Pittore ligure, da Rogier van der Weyden e bottega

Seconda metà del 1400

San Girolamo che leva la spina al leone

1460 – 1470

Tempera e olio su tavola 58 × 38 cm

Collezione Guglielmo Lochis, 1866

Originale

Accademia Carrara
Sala 1

Riproduzione

Humanitas Gavazzeni
Entrata via Gavazzeni

Un uomo che toglie una spina dalla zampa di un leone. È un’immagine inconsueta, ma decisamente tradizionale quando si parla di San Girolamo.

Sono due le iconografie principali di San Girolamo: una lo ritrae con l’abito cardinalizio e con il libro della Vulgata in mano, oppure intento alla scrittura; un’altra la rappresenta svestito e con il cappello cardinalizio gettato a terra, in ginocchio in adorazione del crocifisso o con un teschio, e spesso còlto mentre si batte il petto. Frequentemente è accompagnato da un leone mansueto.

Chi è Girolamo?

San Girolamo è, insieme a Sant’Agostino, tra i padri della Chiesa d’Occidente.
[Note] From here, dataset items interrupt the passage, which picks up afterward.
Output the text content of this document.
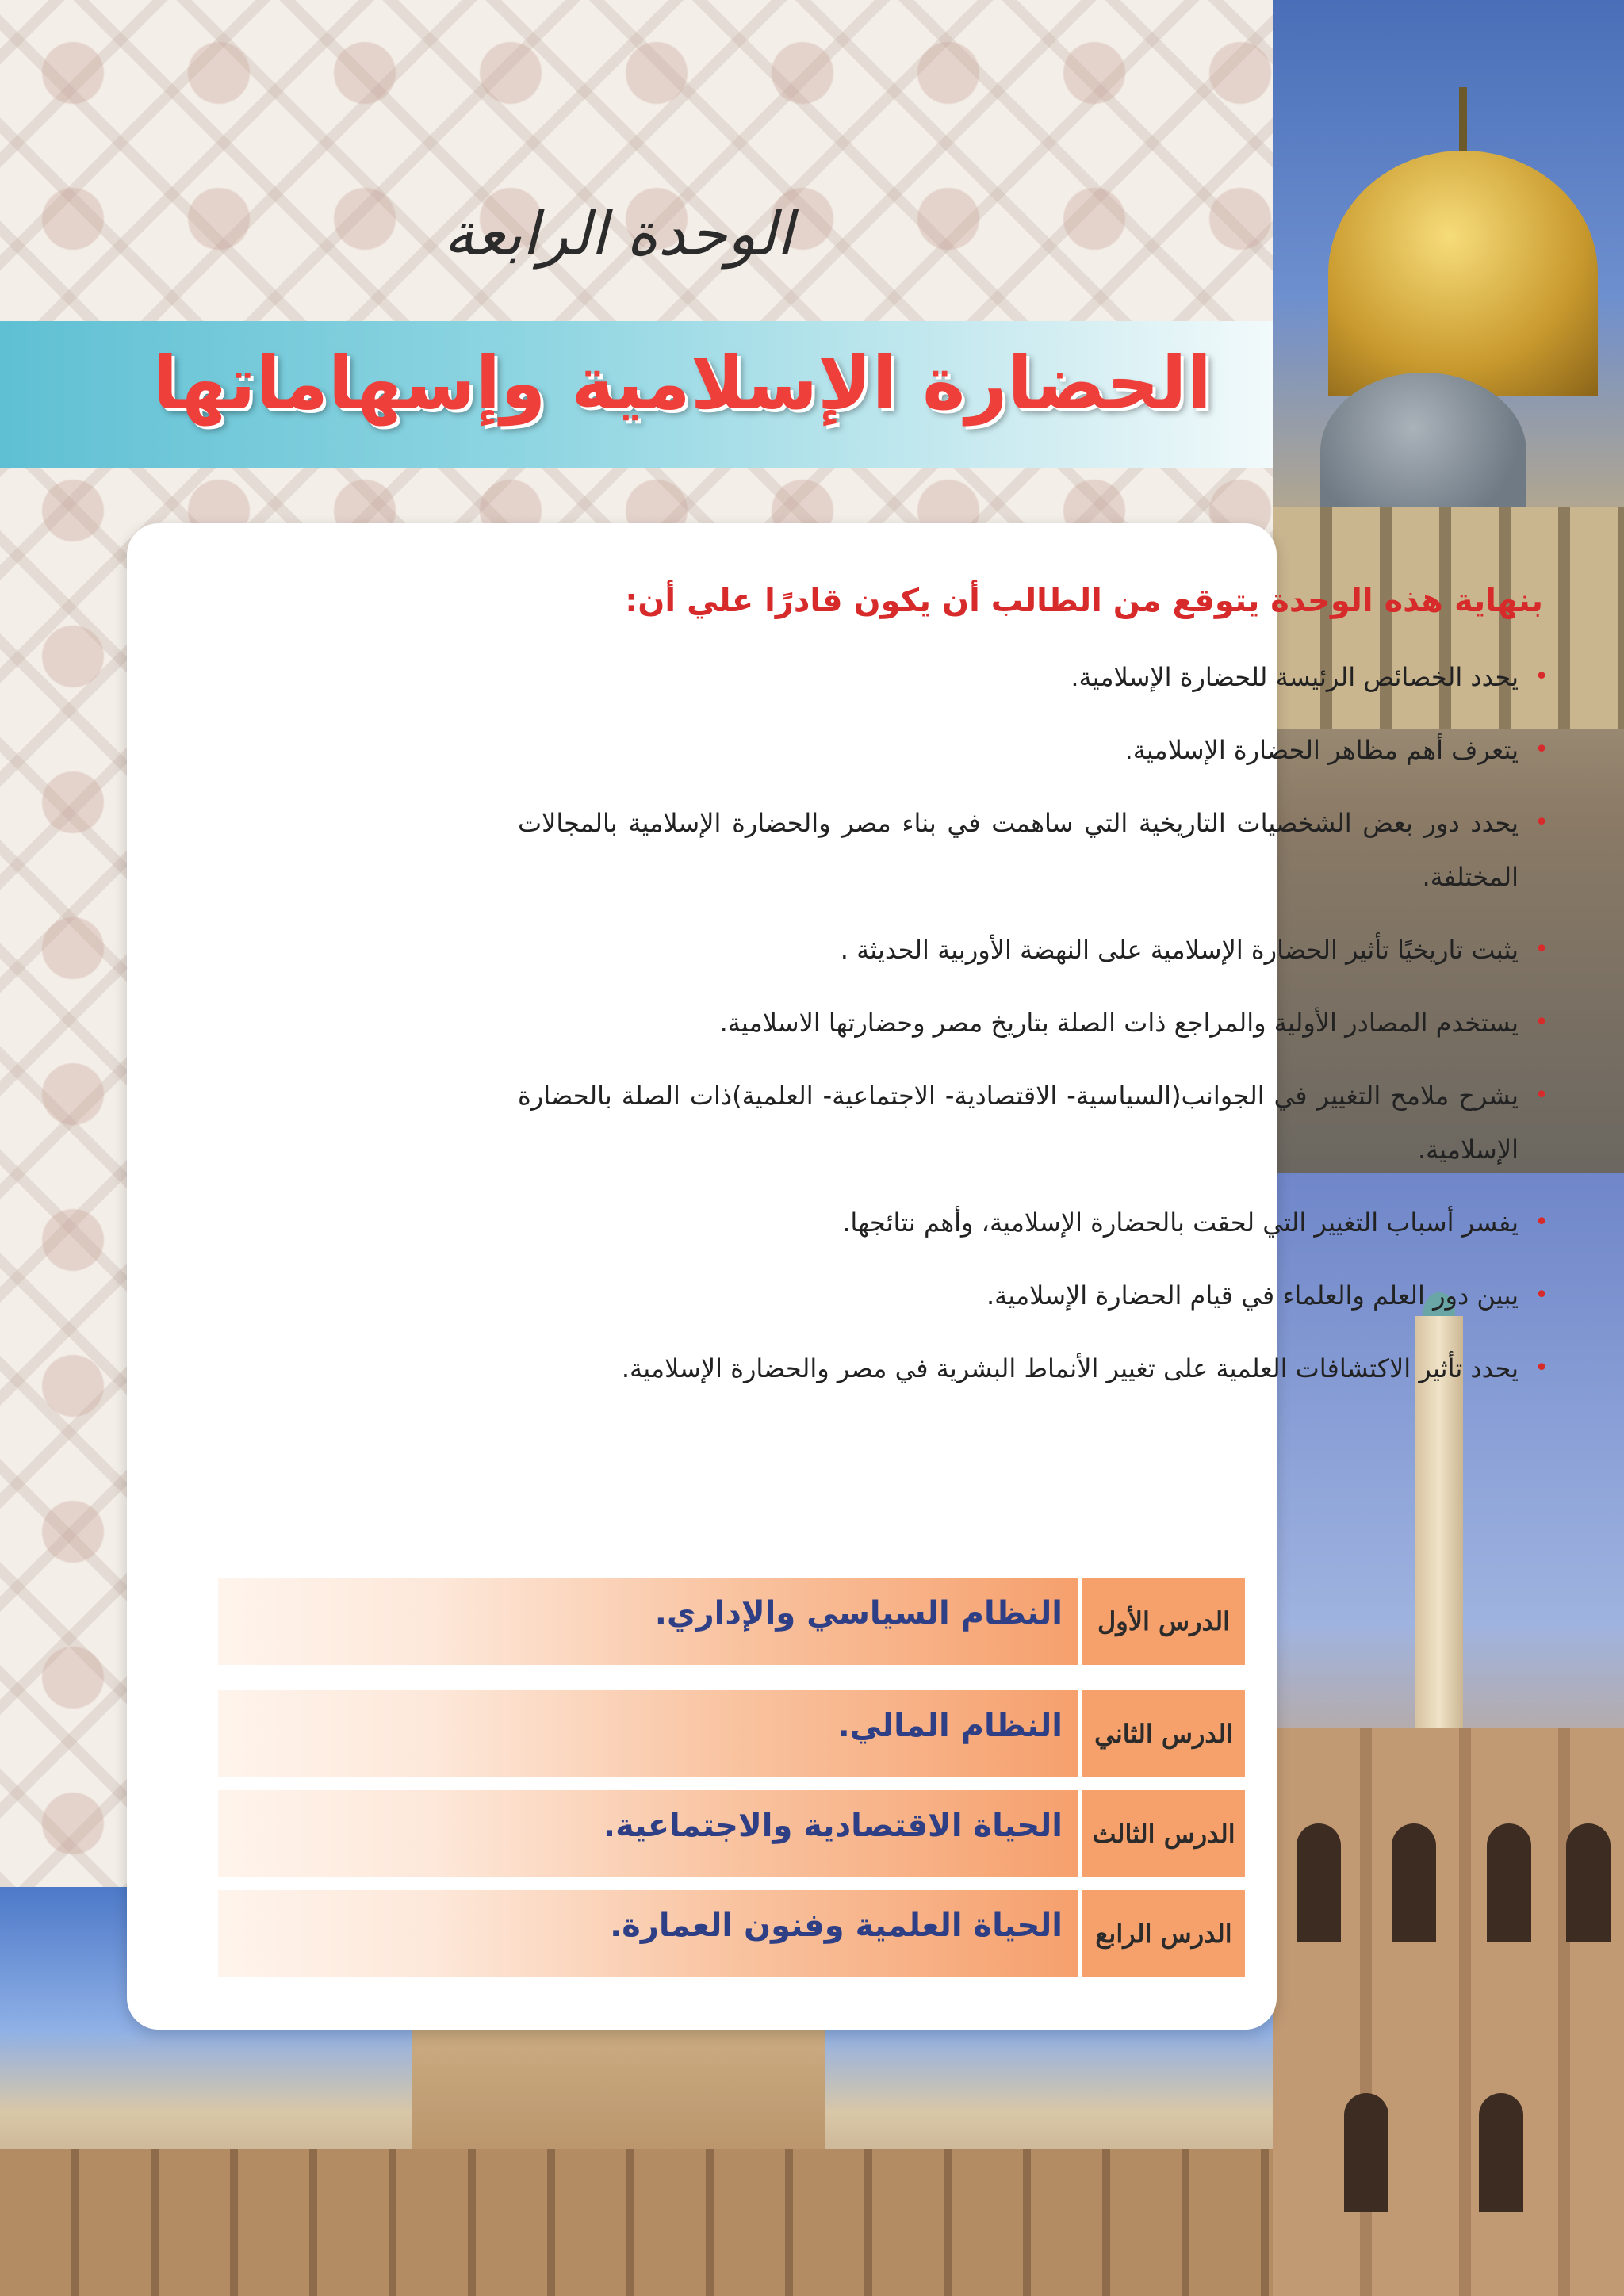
الوحدة الرابعة
الحضارة الإسلامية وإسهاماتها
بنهاية هذه الوحدة يتوقع من الطالب أن يكون قادرًا علي أن:
•
يحدد الخصائص الرئيسة للحضارة الإسلامية.
•
يتعرف أهم مظاهر الحضارة الإسلامية.
•
يحدد دور بعض الشخصيات التاريخية التي ساهمت في بناء مصر والحضارة الإسلامية بالمجالات المختلفة.
•
يثبت تاريخيًا تأثير الحضارة الإسلامية على النهضة الأوربية الحديثة .
•
يستخدم المصادر الأولية والمراجع ذات الصلة بتاريخ مصر وحضارتها الاسلامية.
•
يشرح ملامح التغيير في الجوانب(السياسية- الاقتصادية- الاجتماعية- العلمية)ذات الصلة بالحضارة الإسلامية.
•
يفسر أسباب التغيير التي لحقت بالحضارة الإسلامية، وأهم نتائجها.
•
يبين دور العلم والعلماء في قيام الحضارة الإسلامية.
•
يحدد تأثير الاكتشافات العلمية على تغيير الأنماط البشرية في مصر والحضارة الإسلامية.
الدرس الأول
النظام السياسي والإداري.
الدرس الثاني
النظام المالي.
الدرس الثالث
الحياة الاقتصادية والاجتماعية.
الدرس الرابع
الحياة العلمية وفنون العمارة.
Lo stesso Girolamo nel De viris illustribus dichiara di essere ‘dalmata’, originario della città di Stridone: «Hieronymus natus patre Eusebio, oppido Stridonis, quod a Gothis eversum, Dalmatiae quondam Pannoniaeque confinium fuit»La provincia romana della Dalmazia si estendeva oltre la fascia costiera dell’attuale regione croata, fino a nord dell’odierna Bosnia, ma l’ubicazione precisa della città di Stridone rimane ancora un mistero.
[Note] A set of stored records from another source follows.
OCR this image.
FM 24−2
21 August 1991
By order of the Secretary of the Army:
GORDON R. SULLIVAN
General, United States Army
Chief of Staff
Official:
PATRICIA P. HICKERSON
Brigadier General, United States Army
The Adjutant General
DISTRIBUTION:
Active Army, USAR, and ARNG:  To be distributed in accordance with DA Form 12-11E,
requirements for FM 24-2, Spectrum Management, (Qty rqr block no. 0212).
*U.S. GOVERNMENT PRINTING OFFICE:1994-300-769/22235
Nato nel 347 da una famiglia cristiana agiata, andò a Roma per completare gli studi; qui seguì le lezioni del celebre grammatico Elio Donato, che gli trasmise la passione per la cultura classica, visitò le catacombe e i sepolcri dei martiri cristiani, ma fece anche esperienza dell’ambiente frivolo e sregolato che la capitale dell’impero offriva ai suoi abitanti e avventori.

La notte di Pasqua del 366 ricevette il battesimo dalle mani di papa Liberio: iniziava una nuova vita per Girolamo.
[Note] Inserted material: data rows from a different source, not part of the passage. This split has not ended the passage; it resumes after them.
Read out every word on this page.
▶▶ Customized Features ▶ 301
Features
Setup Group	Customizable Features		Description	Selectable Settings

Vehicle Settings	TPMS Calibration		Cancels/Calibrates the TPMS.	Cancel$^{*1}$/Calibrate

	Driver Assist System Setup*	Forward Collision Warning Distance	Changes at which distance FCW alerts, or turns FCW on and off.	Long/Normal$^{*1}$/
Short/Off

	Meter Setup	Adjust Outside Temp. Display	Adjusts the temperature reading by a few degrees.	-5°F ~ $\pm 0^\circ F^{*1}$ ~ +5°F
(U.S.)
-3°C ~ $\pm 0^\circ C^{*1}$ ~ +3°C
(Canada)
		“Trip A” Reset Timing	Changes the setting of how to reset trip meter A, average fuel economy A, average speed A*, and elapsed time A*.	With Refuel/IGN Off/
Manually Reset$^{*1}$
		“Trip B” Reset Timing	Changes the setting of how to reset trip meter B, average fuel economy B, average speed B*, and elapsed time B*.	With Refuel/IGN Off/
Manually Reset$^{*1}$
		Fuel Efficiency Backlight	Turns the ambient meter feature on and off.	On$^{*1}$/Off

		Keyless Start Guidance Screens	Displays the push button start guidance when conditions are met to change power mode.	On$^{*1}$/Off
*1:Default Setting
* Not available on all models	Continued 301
Lasciata Roma si recò a Treviri, soggiornò ad Aquileia e, partito per l’Oriente fra il 373 e il 374, rimase a lungo ad Antiochia, approfondendo lo studio della lingua greca. Da lì, si ritirò nel deserto di Calcide.

Girolamo e il leone

Rimase nel deserto per tre anni, durante i quali sperimentò il lavoro, la solitudine, le privazioni e si dedicò alla meditazione, alla preghiera e allo studio. Qui ebbe luogo una delle vicende più famose e iconiche su di lui: un leone arrivò dal deserto mettendo in fuga i monaci. Girolamo non fuggì con gli altri, anzi, si avvicinò al leone e si rese conto che era ferito. Girolamo curò le ferite dell’animale e lo accolse con i suoi fratelli nella comunità, al fianco dell’asino, unico bene dei monaci. Un giorno l’asino fu rubato mentre il leone dormiva e i monaci accusarono la belva di averlo mangiato. Quando il leone incontrò l’asino, al seguito dei mercanti che lo avevano rubato, lo riportò ai monaci. La leggenda è così famosa che la si trova raccontata in molti scritti dei secoli successivi ed ha ispirato la caratteristica rappresentazione iconografica di Girolamo in compagnia del leone, come quella della Carrara.

Come nacque la vulgata

Lasciato il deserto per alcune divergenze con i suoi fratelli, fu ancora ad Antiochia, poi a Costantinopoli e di nuovo a Roma. Divenuto amico e segretario di papa Damaso, erudito e poeta, iniziò a lavorare alla traduzione in latino della Bibbia, più tardi denominata Vulgata.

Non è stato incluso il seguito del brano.